Concernant le titre Ier du texte, relatif aux baux commerciaux, la commission mixte paritaire, estimant que la jurisprudence traitait déjà la question de façon satisfaisante, a supprimé l’article 1er AA qui codifiait le régime des mises à disposition d’emplacements situés dans l’enceinte d’un lieu de vente.

De même, elle a supprimé l’article 1er ter A, qui revenait sur un arrêt récent de la Cour de cassation concernant la durée des baux renouvelés. La CMP a en effet considéré plus sécurisant pour le locataire que le bail initial ne puisse pas fixer la durée du bail renouvelé et ainsi priver les parties de la possibilité de négocier la durée du bail renouvelé au moment du renouvellement.

Elle a rétabli l’article 2 dans sa rédaction issue des travaux de l’Assemblée nationale en supprimant l’indice du coût de la construction comme indice de référence pour le plafonnement des loyers.

À l’article 4, elle a validé le choix fait par le Sénat en première lecture en élargissant à tous les baux commerciaux, y compris les baux de plus de neuf ans, les règles de lissage des hausses de loyers au moment du renouvellement du bail.
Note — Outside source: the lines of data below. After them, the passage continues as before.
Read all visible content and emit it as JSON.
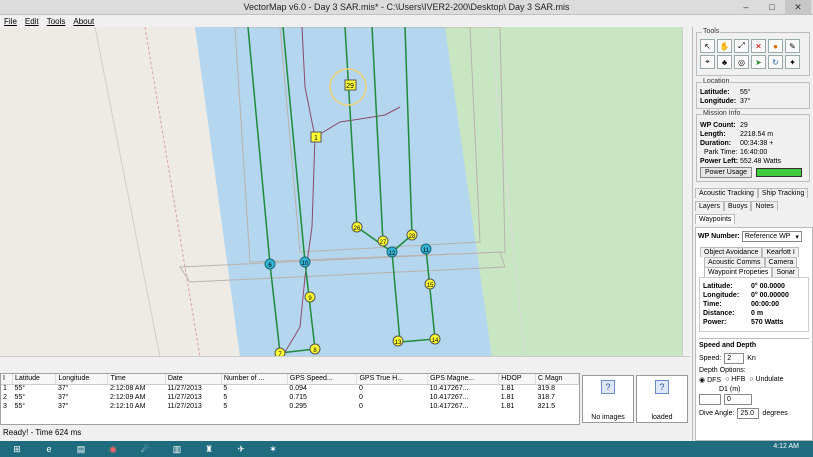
{
  "window": {
    "title": "VectorMap v6.0 - Day 3 SAR.mis* - C:\\Users\\IVER2-200\\Desktop\\ Day 3 SAR.mis"
  },
  "menu": {
    "file": "File",
    "edit": "Edit",
    "tools": "Tools",
    "about": "About"
  },
  "map": {
    "waypoints": [
      "1",
      "29",
      "26",
      "27",
      "28",
      "6",
      "10",
      "9",
      "7",
      "8",
      "12",
      "11",
      "15",
      "16",
      "13",
      "14"
    ],
    "colors": {
      "water": "#b4d6ee",
      "land": "#eeebe5",
      "park": "#c9e6c2",
      "track": "#1e8c3a",
      "path": "#8b4a6a"
    }
  },
  "grid": {
    "headers": [
      "I",
      "Latitude",
      "Longitude",
      "Time",
      "Date",
      "Number of ...",
      "GPS Speed...",
      "GPS True H...",
      "GPS Magne...",
      "HDOP",
      "C Magn"
    ],
    "rows": [
      [
        "1",
        "55°",
        "37°",
        "2:12:08 AM",
        "11/27/2013",
        "5",
        "0.094",
        "0",
        "10.417267...",
        "1.81",
        "319.8"
      ],
      [
        "2",
        "55°",
        "37°",
        "2:12:09 AM",
        "11/27/2013",
        "5",
        "0.715",
        "0",
        "10.417267...",
        "1.81",
        "318.7"
      ],
      [
        "3",
        "55°",
        "37°",
        "2:12:10 AM",
        "11/27/2013",
        "5",
        "0.295",
        "0",
        "10.417267...",
        "1.81",
        "321.5"
      ]
    ]
  },
  "images": {
    "left_label": "No images",
    "right_label": "loaded"
  },
  "status": "Ready! - Time 624 ms",
  "taskbar": {
    "clock": "4:12 AM"
  },
  "panel": {
    "tools_label": "Tools",
    "location_label": "Location",
    "latitude_label": "Latitude:",
    "latitude_value": "55°",
    "longitude_label": "Longitude:",
    "longitude_value": "37°",
    "mission_label": "Mission Info",
    "wp_count_label": "WP Count:",
    "wp_count_value": "29",
    "length_label": "Length:",
    "length_value": "2218.54 m",
    "duration_label": "Duration:",
    "duration_value": "00:34:38 +",
    "park_time_label": "Park Time:",
    "park_time_value": "16:40:00",
    "power_left_label": "Power Left:",
    "power_left_value": "552.48 Watts",
    "power_usage_button": "Power Usage",
    "tabs1": [
      "Acoustic Tracking",
      "Ship Tracking"
    ],
    "tabs2": [
      "Layers",
      "Buoys",
      "Notes"
    ],
    "waypoints_tab": "Waypoints",
    "wp_number_label": "WP Number:",
    "wp_number_value": "Reference WP",
    "subtabs1": [
      "Object Avoidance",
      "Kearfott I"
    ],
    "subtabs2": [
      "Acoustic Comms",
      "Camera"
    ],
    "subtabs3": [
      "Waypoint Propeties",
      "Sonar"
    ],
    "wp_latitude_label": "Latitude:",
    "wp_latitude_value": "0° 00.0000",
    "wp_longitude_label": "Longitude:",
    "wp_longitude_value": "0° 00.00000",
    "wp_time_label": "Time:",
    "wp_time_value": "00:00:00",
    "wp_distance_label": "Distance:",
    "wp_distance_value": "0 m",
    "wp_power_label": "Power:",
    "wp_power_value": "570 Watts",
    "speed_depth_label": "Speed and Depth",
    "speed_label": "Speed:",
    "speed_value": "2",
    "speed_unit": "Kn",
    "depth_options_label": "Depth Options:",
    "dfs_label": "DFS",
    "hfb_label": "HFB",
    "undulate_label": "Undulate",
    "d1_label": "D1 (m)",
    "d1_value": "0",
    "dive_angle_label": "Dive Angle:",
    "dive_angle_value": "25.0",
    "degrees_label": "degrees"
  }
}
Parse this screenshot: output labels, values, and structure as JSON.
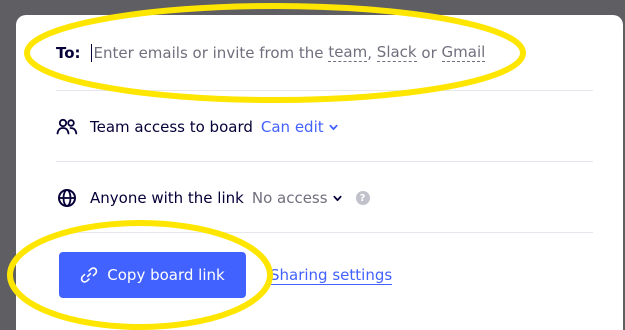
{
  "share": {
    "to_label": "To:",
    "invite_prefix": "Enter emails or invite from the",
    "invite_team": "team",
    "invite_comma": ",",
    "invite_slack": "Slack",
    "invite_or": "or",
    "invite_gmail": "Gmail",
    "team_access_label": "Team access to board",
    "team_access_value": "Can edit",
    "anyone_label": "Anyone with the link",
    "anyone_value": "No access",
    "help_glyph": "?",
    "copy_button_label": "Copy board link",
    "sharing_settings_label": "Sharing settings"
  },
  "icons": {
    "team": "team-icon",
    "globe": "globe-icon",
    "link": "link-icon",
    "chevron": "chevron-down-icon",
    "help": "help-icon"
  },
  "colors": {
    "accent": "#4262ff",
    "text_dark": "#050038",
    "text_muted": "#706f7d",
    "annotation": "#ffe600",
    "backdrop": "#5f5f63"
  }
}
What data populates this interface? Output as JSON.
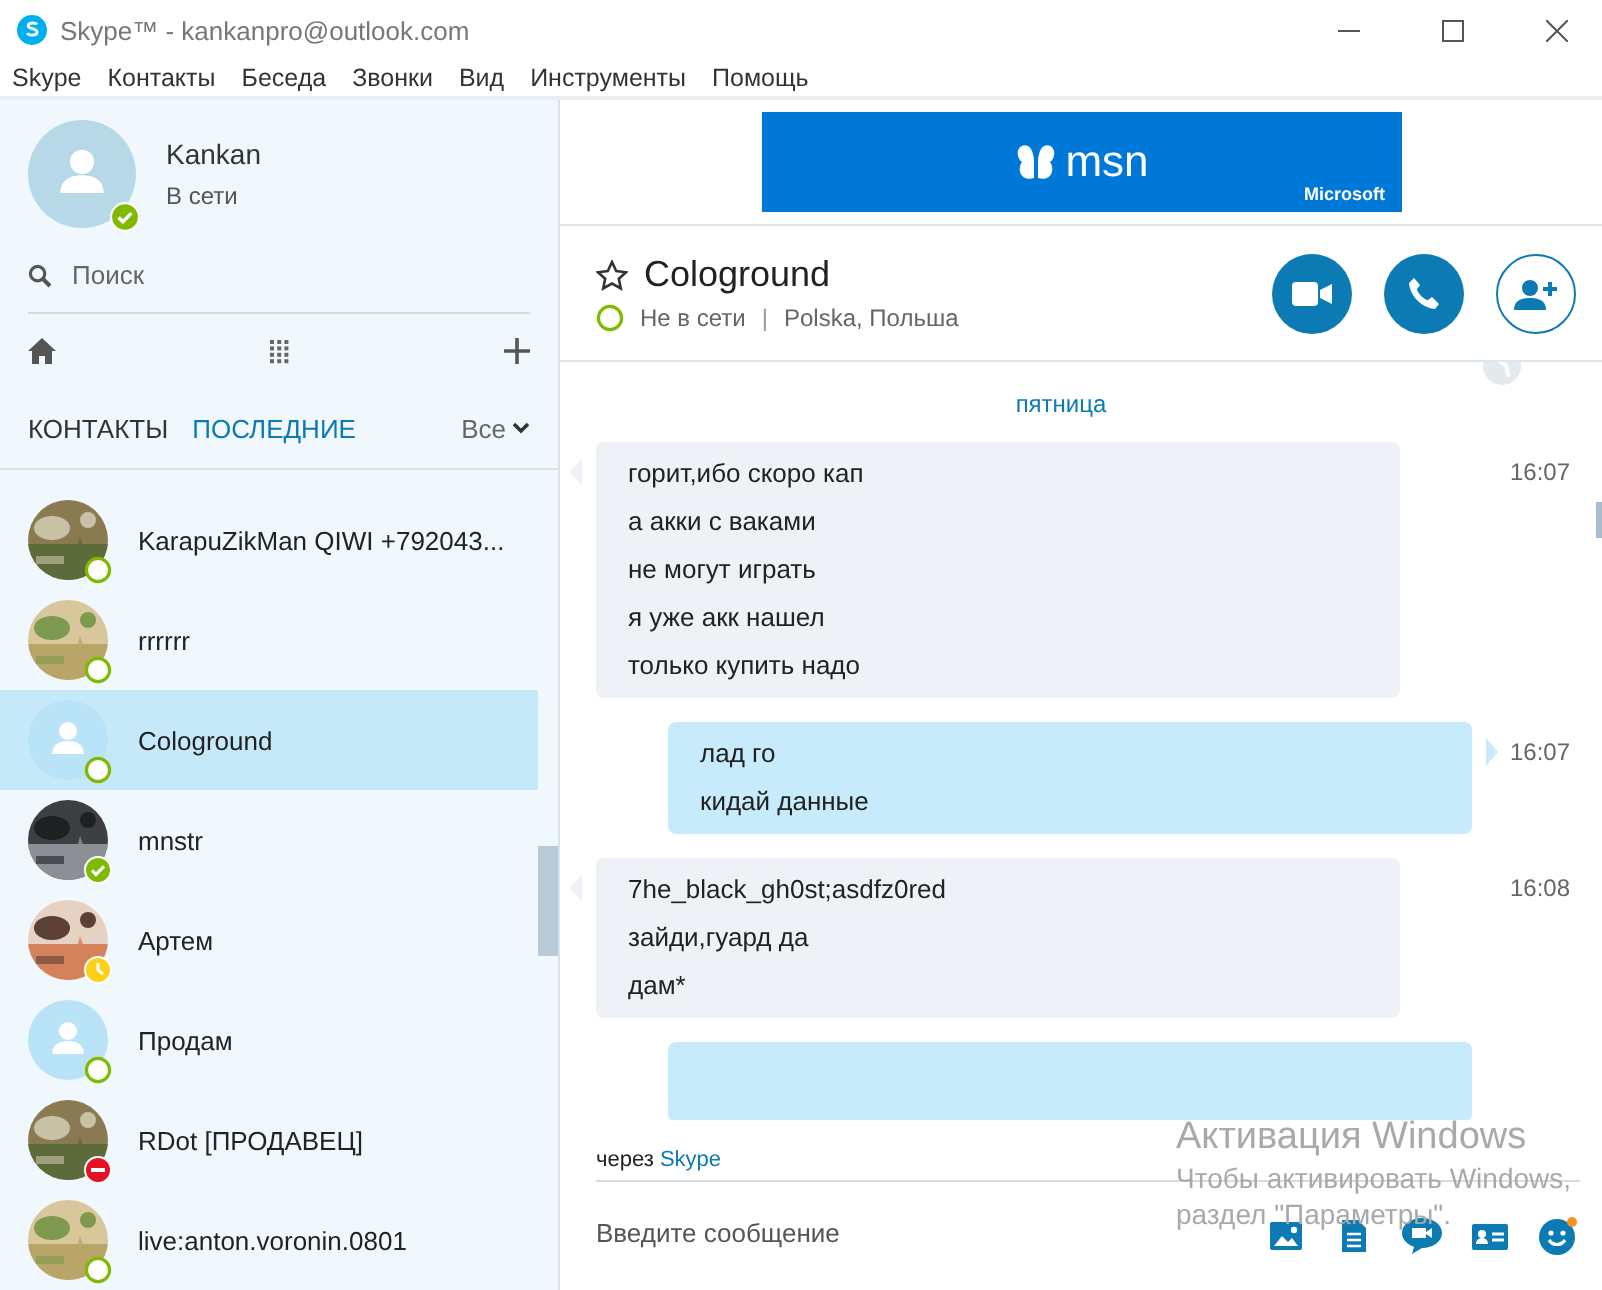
{
  "window": {
    "title": "Skype™ - kankanpro@outlook.com"
  },
  "menu": [
    "Skype",
    "Контакты",
    "Беседа",
    "Звонки",
    "Вид",
    "Инструменты",
    "Помощь"
  ],
  "profile": {
    "name": "Kankan",
    "status": "В сети",
    "presence": {
      "kind": "online"
    }
  },
  "search": {
    "placeholder": "Поиск"
  },
  "list_tabs": [
    {
      "label": "КОНТАКТЫ",
      "selected": false
    },
    {
      "label": "ПОСЛЕДНИЕ",
      "selected": true
    }
  ],
  "filter": {
    "label": "Все"
  },
  "contacts": [
    {
      "name": "KarapuZikMan QIWI +792043...",
      "presence": {
        "kind": "offline"
      },
      "selected": false
    },
    {
      "name": "rrrrrr",
      "presence": {
        "kind": "offline"
      },
      "selected": false
    },
    {
      "name": "Cologround",
      "presence": {
        "kind": "offline"
      },
      "avatar": {
        "kind": "silhouette"
      },
      "selected": true
    },
    {
      "name": "mnstr",
      "presence": {
        "kind": "online"
      },
      "selected": false
    },
    {
      "name": "Артем",
      "presence": {
        "kind": "away"
      },
      "selected": false
    },
    {
      "name": "Продам",
      "presence": {
        "kind": "offline"
      },
      "avatar": {
        "kind": "silhouette"
      },
      "selected": false
    },
    {
      "name": "RDot [ПРОДАВЕЦ]",
      "presence": {
        "kind": "busy"
      },
      "selected": false
    },
    {
      "name": "live:anton.voronin.0801",
      "presence": {
        "kind": "offline"
      },
      "selected": false
    }
  ],
  "ad": {
    "logo": "msn",
    "brand": "Microsoft"
  },
  "conversation": {
    "name": "Cologround",
    "favorite": false,
    "presence": {
      "kind": "offline"
    },
    "status": "Не в сети",
    "separator": "|",
    "location": "Polska, Польша"
  },
  "day_label": "пятница",
  "messages": [
    {
      "kind": "incoming",
      "time": "16:07",
      "lines": [
        "горит,ибо скоро кап",
        "а акки с ваками",
        "не могут играть",
        "я уже акк нашел",
        "только купить надо"
      ]
    },
    {
      "kind": "outgoing",
      "time": "16:07",
      "lines": [
        "лад го",
        "кидай данные"
      ]
    },
    {
      "kind": "incoming",
      "time": "16:08",
      "lines": [
        "7he_black_gh0st;asdfz0red",
        "зайди,гуард да",
        "дам*"
      ]
    },
    {
      "kind": "outgoing"
    }
  ],
  "via": {
    "prefix": "через",
    "service": "Skype"
  },
  "compose": {
    "placeholder": "Введите сообщение"
  },
  "activation_notice": {
    "title": "Активация Windows",
    "lines": [
      "Чтобы активировать Windows,",
      "раздел \"Параметры\"."
    ]
  }
}
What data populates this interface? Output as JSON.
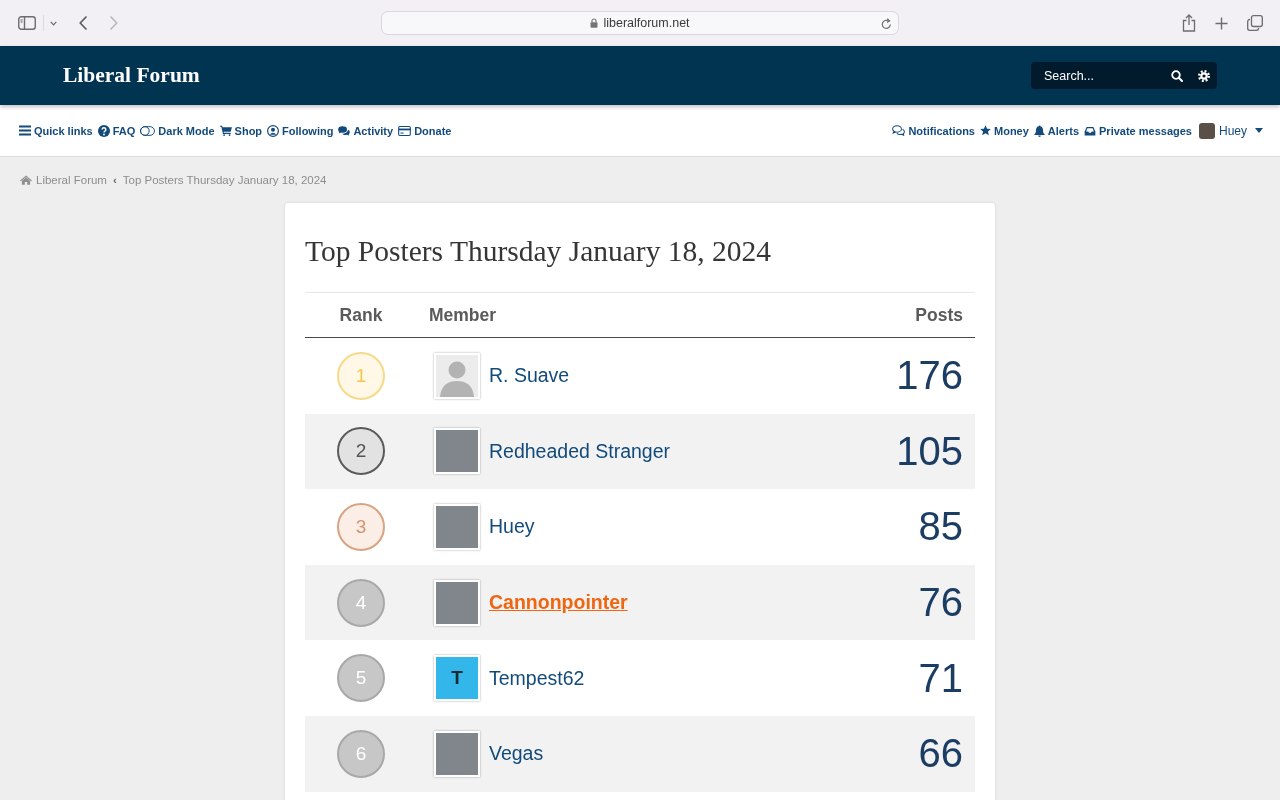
{
  "browser": {
    "url": "liberalforum.net",
    "forward_disabled": true
  },
  "header": {
    "site_title": "Liberal Forum",
    "search": {
      "placeholder": "Search..."
    }
  },
  "nav": {
    "left": [
      {
        "label": "Quick links"
      },
      {
        "label": "FAQ"
      },
      {
        "label": "Dark Mode"
      },
      {
        "label": "Shop"
      },
      {
        "label": "Following"
      },
      {
        "label": "Activity"
      },
      {
        "label": "Donate"
      }
    ],
    "right": [
      {
        "label": "Notifications"
      },
      {
        "label": "Money"
      },
      {
        "label": "Alerts"
      },
      {
        "label": "Private messages"
      }
    ],
    "user": {
      "name": "Huey"
    }
  },
  "breadcrumb": {
    "items": [
      "Liberal Forum",
      "Top Posters Thursday January 18, 2024"
    ],
    "separator": "‹"
  },
  "title": "Top Posters Thursday January 18, 2024",
  "table": {
    "columns": [
      "Rank",
      "Member",
      "Posts"
    ],
    "rows": [
      {
        "rank": "1",
        "kind": "gold",
        "avatar": {
          "kind": "default"
        },
        "member": "R. Suave",
        "highlighted": false,
        "posts": "176"
      },
      {
        "rank": "2",
        "kind": "silver",
        "avatar": {
          "kind": "photo"
        },
        "member": "Redheaded Stranger",
        "highlighted": false,
        "posts": "105"
      },
      {
        "rank": "3",
        "kind": "bronze",
        "avatar": {
          "kind": "photo"
        },
        "member": "Huey",
        "highlighted": false,
        "posts": "85"
      },
      {
        "rank": "4",
        "kind": "plain",
        "avatar": {
          "kind": "photo"
        },
        "member": "Cannonpointer",
        "highlighted": true,
        "posts": "76"
      },
      {
        "rank": "5",
        "kind": "plain",
        "avatar": {
          "kind": "letter",
          "letter": "T",
          "color": "#33b7ea"
        },
        "member": "Tempest62",
        "highlighted": false,
        "posts": "71"
      },
      {
        "rank": "6",
        "kind": "plain",
        "avatar": {
          "kind": "photo"
        },
        "member": "Vegas",
        "highlighted": false,
        "posts": "66"
      }
    ]
  }
}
À l’article 6, relatif au droit de préférence, elle a adopté un amendement qu’il m’a paru nécessaire de proposer pour éviter que l’exercice de ce droit de préférence ne bloque totalement les possibilités de cession de portefeuilles de locaux commerciaux. Ce droit de préférence ne s’appliquera pas en cas de cession unique de locaux commerciaux distincts.

Dans le titre II du projet de loi, à l’article 9 relatif à la définition de l’artisanat, la CMP a apporté une précision utile en indiquant que, en cas de changement de situation d’une entreprise artisanale, le contrôle des qualifications de l’artisan ne sera nécessaire que si ce changement de situation affecte les obligations de l’entreprise en matière de qualification.

À ce même article 9, elle a confirmé le choix fait en séance publique par le Sénat d’obliger toutes les entreprises artisanales, quel que soit leur domaine d’activité, à indiquer sur leurs devis et factures leurs assurances obligatoires. À titre personnel, je reste cependant convaincu que la loi impose ainsi très largement une formalité qui ne se justifie en réalité que pour l’assurance de garantie décennale dans le secteur du bâtiment. Nous verrons bien quel sera le devenir de cette disposition, mais je ne serais pas surpris qu’elle disparaisse un jour, au détour d’une loi de simplification du droit... (M. le président de la commission des affaires économiques acquiesce.)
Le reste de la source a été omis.